Mac access puts Spark into more direct competition with desktop AI agents like OpenClaw, Claude Desktop, and Microsoft Copilot, all of which already ship with local file access. OpenClaw routes nothing through third-party servers - data stays on the user's own hardware - while Spark moves through Google's infrastructure. For teams with strict data requirements, that difference is the whole decision.

Keep and Tasks Are In, Plus Five Third-Party Apps

Google addressed a gap flagged in early Spark reviews by adding Google Tasks and Google Keep integration, both absent from the original launch. Short notes belong in Keep, not Docs. Alongside those two, Spark now connects to Canva, Dropbox, Instacart, OpenTable, and Zillow Rentals, which means Spark can now design flyers, order weekly groceries, reserve restaurant tables, or book apartment tours through those platforms directly.

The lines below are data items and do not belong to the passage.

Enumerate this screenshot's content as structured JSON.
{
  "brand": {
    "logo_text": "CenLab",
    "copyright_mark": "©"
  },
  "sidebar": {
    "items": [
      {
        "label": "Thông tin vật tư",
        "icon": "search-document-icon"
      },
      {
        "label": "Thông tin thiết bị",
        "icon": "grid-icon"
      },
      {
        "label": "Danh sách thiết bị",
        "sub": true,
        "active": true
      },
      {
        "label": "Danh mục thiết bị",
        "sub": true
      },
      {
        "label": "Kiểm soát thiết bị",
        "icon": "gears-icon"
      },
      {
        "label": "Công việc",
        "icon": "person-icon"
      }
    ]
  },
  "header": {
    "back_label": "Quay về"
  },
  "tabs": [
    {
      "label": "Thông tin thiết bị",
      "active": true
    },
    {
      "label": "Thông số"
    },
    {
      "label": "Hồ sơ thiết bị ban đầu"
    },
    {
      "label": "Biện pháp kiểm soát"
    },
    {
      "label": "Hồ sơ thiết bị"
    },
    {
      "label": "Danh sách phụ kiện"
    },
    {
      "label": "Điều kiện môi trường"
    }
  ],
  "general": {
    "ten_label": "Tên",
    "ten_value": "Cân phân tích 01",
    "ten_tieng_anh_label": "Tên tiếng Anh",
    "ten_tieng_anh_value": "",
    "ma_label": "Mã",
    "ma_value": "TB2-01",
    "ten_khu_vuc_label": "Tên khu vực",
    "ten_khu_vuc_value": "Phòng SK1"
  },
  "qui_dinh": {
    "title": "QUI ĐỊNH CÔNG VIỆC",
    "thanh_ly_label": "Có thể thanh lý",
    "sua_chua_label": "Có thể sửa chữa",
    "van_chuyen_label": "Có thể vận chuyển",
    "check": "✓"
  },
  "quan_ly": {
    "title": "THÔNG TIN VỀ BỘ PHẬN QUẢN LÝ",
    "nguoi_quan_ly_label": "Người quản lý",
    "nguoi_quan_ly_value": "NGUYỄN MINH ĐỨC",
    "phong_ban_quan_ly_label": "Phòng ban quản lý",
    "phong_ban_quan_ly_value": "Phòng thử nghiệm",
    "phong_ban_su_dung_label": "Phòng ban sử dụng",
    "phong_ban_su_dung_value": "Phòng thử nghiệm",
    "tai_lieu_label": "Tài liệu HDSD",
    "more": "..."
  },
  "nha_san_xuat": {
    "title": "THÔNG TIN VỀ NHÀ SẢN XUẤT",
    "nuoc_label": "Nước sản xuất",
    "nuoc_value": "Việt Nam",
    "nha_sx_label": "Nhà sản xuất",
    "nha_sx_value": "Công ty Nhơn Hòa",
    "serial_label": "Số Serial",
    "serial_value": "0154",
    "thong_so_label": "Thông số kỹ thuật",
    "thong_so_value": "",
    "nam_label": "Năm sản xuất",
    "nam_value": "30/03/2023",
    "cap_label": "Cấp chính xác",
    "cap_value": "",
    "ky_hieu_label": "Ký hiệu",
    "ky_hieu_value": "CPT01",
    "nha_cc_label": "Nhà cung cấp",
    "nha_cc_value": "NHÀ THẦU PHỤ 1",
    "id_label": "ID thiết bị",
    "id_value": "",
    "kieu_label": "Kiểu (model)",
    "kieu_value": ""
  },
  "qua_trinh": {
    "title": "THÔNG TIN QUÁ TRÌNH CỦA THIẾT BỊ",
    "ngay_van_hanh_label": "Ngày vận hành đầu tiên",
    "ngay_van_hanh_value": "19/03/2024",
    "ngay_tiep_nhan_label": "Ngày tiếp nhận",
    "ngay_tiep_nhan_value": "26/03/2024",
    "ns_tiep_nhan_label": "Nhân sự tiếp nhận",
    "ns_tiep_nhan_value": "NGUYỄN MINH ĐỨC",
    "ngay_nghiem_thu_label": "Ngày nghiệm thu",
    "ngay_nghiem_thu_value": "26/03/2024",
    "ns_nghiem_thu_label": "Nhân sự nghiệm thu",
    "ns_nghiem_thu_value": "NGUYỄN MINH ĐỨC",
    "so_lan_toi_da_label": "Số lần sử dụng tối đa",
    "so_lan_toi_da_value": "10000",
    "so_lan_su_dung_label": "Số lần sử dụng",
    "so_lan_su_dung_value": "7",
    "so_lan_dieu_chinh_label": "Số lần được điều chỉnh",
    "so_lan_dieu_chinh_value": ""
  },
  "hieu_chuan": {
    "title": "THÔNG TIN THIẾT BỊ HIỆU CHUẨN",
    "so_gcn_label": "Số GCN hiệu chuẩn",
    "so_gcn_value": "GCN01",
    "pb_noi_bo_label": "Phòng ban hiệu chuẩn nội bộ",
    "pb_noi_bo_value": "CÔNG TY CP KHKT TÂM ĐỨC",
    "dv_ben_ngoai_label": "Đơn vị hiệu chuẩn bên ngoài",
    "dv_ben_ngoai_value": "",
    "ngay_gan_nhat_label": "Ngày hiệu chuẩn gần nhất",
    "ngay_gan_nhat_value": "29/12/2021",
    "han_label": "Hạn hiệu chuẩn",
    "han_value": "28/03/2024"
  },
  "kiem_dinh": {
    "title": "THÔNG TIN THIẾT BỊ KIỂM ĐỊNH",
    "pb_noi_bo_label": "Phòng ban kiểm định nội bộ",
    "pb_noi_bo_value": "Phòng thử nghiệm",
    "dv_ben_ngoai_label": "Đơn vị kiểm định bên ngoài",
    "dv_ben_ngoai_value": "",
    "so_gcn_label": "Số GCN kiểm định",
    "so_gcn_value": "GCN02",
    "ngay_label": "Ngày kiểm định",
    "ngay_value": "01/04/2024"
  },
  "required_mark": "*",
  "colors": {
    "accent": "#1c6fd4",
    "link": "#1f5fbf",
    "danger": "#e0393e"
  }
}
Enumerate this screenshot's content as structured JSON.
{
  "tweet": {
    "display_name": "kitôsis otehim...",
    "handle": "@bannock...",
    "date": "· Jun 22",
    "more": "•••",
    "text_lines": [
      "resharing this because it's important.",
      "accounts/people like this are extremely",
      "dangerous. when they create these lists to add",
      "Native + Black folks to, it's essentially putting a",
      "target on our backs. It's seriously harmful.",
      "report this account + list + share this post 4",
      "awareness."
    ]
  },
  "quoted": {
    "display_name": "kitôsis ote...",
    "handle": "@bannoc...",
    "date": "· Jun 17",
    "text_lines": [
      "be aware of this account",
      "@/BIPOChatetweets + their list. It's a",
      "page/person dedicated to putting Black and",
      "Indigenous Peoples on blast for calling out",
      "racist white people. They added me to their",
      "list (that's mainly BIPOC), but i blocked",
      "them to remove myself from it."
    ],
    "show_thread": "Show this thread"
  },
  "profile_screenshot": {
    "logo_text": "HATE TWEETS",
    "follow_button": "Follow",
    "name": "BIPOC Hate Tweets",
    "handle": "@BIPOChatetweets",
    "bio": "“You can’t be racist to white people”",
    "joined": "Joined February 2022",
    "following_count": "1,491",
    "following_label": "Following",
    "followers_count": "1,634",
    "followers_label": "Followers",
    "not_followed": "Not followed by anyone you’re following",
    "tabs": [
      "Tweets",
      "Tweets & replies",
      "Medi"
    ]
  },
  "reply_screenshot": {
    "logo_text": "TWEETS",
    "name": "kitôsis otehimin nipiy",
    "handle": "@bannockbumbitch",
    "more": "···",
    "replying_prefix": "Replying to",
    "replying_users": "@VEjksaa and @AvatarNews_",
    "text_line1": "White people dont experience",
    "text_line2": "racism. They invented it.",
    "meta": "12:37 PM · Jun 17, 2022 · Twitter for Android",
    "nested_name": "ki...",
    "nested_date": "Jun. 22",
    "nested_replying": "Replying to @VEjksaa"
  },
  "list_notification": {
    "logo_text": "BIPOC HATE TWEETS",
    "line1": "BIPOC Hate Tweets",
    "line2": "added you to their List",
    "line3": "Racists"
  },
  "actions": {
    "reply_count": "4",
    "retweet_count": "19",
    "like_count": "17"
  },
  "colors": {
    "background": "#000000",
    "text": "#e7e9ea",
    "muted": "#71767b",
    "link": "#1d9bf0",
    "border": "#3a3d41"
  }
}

Real-Time Tracking and Custom MCP Support

Spark can now monitor topics and react to live changes - sports scores, stock movements, weather, and breaking news - rather than relying on a user prompting it for updates. Standard across many AI assistants now. Google is also rolling out custom Model Context Protocol connections, letting users wire their own apps directly into Spark and build a more personalized agent. MCP has become the standard connector layer across Claude, Cursor, and most other AI platforms over the past several months; Spark's support brings it to Google's agent stack.

Google has not announced a timeline for expanding Spark beyond AI Ultra subscribers or opening access to non-U.S. markets.